The goal of the project is to enable a data science team to independently build and operate data pipelines to map complex ETL/ELT processes using Argo Workflow Engine. The development will initially take place on a cloud infrastructure and will then continue with the experience gained in a cloud native solution. PTA is responsible for both the installation and operation of an interim solution based on a single-node system and the planned migration to a Google Cloud Platform (GCP) cloud service.
PTA supports the customer in installing all relevant system components (Docker, Minikube, Argo Workflows, MinIO) in the sense of a test system. A prerequisite for installing Argo Workflows is a Kubernetes distribution. For this, Docker and the single-node Kubernetes distribution 'Minikube' are installed on a dedicated virtual machine (VM). In addition, MinIO is installed on the VM as a cloud-compatible object store, providing the ability to exchange data between the processing units (steps) of a workflow. In addition, PTA is working with the customer to develop productive data pipelines or ETL/ELT processes using Argo Workflows. After successful testing of Argo Workflows, PTA is responsible for migrating the workflow engine to the Google Cloud using the Google Kubernetes Engine (GKE).

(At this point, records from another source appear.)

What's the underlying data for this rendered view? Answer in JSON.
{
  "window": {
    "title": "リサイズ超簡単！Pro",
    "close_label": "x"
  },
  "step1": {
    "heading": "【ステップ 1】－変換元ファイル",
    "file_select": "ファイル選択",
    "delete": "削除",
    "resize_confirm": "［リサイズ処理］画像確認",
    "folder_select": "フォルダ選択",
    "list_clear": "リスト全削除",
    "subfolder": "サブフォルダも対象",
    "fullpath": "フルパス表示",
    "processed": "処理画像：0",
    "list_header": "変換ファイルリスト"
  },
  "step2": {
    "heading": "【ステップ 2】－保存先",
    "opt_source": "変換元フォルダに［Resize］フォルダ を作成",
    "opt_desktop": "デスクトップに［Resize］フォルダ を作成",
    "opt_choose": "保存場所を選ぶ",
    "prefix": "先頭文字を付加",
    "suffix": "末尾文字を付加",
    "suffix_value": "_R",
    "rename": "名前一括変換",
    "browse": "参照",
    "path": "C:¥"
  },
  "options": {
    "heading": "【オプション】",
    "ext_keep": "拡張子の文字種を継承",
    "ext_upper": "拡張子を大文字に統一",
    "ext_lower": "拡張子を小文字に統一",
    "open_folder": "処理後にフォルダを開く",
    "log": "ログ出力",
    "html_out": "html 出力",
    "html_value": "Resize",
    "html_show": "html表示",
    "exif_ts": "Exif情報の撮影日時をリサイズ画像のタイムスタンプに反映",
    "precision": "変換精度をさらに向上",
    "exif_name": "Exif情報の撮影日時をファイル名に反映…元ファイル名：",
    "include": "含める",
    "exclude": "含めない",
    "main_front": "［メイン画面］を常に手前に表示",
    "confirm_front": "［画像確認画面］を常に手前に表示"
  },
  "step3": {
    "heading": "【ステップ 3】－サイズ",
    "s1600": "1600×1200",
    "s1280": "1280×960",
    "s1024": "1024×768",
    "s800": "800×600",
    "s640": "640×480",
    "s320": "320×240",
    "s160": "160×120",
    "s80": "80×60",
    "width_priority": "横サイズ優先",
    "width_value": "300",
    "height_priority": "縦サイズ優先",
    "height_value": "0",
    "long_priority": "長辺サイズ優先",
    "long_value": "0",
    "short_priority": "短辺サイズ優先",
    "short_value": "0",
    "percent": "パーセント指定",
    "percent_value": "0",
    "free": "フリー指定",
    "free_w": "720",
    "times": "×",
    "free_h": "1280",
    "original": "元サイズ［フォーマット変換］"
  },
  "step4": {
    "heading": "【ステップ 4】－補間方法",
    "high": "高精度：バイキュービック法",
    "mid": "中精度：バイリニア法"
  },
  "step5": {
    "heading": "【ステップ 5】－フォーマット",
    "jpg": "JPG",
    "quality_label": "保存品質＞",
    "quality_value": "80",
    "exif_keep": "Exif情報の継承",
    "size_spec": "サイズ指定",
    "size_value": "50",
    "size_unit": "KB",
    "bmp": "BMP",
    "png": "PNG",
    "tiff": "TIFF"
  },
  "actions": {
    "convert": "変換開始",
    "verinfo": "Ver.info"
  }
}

Requests from the business departments often require the development of complex data pipelines, which are difficult to realize with common ETL/ELT tools such as Oracle Data Integrator. The orchestration of procedures from the field of data science to complex workflows often requires flexibility in development, which classic ETL/ELT tools rarely offer. For this reason, the customer has chosen 'Argo Workflows'. Argo Workflows is a container-native open source workflow engine for orchestrating parallel jobs on Kubernetes. With Argo Workflows, process flows (workflows) can be defined where each step in the workflow is a container. This allows workflows to be developed whose steps use different versions of libraries or technologies. Argo Workflows can also be used to model multi-step workflows as a sequence of steps, including their interdependencies, using directed acyclic graphs (DAG).